Influência macroeconômica: os gastos do governo influenciam diretamente a economia, diferentemente do que acontece com os gastos das famílias, que são mais restritos. Por meio da política fiscal (por exemplo, gastos e impostos) e da política monetária (no caso dos bancos centrais), os governos podem estimular o crescimento econômico, conter a inflação e administrar o desemprego. As famílias são mais limitadas por limites de renda e empréstimos, e suas decisões de gastos não têm o mesmo impacto sistêmico.

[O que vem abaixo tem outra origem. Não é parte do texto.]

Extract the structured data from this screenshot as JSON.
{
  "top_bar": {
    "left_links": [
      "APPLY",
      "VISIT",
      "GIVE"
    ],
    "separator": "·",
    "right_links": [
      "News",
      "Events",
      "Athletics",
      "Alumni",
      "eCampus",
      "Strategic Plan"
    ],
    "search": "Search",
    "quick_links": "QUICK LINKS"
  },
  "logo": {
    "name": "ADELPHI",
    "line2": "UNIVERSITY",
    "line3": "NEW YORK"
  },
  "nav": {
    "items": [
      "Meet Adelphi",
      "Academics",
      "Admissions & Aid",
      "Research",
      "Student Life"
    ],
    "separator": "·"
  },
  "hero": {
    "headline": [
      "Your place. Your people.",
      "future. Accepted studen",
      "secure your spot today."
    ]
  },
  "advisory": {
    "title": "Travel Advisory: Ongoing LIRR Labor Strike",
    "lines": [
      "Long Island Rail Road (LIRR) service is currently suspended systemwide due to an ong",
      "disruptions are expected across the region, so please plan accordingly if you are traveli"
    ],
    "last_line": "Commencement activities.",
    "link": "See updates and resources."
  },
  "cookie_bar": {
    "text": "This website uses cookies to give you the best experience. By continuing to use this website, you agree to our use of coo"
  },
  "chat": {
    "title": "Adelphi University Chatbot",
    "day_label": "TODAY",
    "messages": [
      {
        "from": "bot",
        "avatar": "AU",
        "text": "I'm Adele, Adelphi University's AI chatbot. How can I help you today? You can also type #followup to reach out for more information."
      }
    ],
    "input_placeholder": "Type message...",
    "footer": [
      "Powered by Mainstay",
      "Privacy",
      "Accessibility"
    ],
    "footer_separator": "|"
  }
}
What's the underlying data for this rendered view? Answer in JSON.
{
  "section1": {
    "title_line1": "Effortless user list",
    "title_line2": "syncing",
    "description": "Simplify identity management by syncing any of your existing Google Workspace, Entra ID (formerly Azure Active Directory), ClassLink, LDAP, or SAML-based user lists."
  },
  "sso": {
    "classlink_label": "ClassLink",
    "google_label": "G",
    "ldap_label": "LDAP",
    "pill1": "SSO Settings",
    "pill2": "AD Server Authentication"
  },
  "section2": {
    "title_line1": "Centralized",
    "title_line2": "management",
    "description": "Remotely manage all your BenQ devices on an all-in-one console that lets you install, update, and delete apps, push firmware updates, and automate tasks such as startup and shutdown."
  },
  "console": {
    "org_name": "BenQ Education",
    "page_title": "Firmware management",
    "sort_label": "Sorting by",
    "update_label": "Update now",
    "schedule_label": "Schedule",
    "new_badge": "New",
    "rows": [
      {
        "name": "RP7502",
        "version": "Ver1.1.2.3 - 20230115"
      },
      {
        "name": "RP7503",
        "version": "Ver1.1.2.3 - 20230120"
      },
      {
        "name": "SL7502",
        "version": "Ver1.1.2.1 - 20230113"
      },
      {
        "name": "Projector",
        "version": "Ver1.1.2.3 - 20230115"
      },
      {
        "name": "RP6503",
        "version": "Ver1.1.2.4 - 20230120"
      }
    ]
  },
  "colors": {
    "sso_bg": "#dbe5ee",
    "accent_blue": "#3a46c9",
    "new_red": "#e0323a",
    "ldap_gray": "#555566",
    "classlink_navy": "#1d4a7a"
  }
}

Dívida como uma ferramenta, não um fardo: as famílias geralmente veem a dívida como um fardo que deve ser pago com juros. Os governos, particularmente aqueles com economias estáveis, usam a dívida como uma ferramenta para financiar investimentos (por exemplo, infraestrutura e educação) que podem impulsionar o crescimento futuro. O serviço da dívida (pagamentos de juros) em títulos do governo geralmente é sustentável, desde que o crescimento econômico supere o custo do empréstimo.
Papel da Tributação: os governos podem aumentar as receitas por meio de impostos, ajustando as políticas fiscais para influenciar a atividade econômica ou atender às necessidades orçamentárias. As famílias não podem impor impostos para aumentar sua renda; elas dependem de salários, investimentos e poupanças.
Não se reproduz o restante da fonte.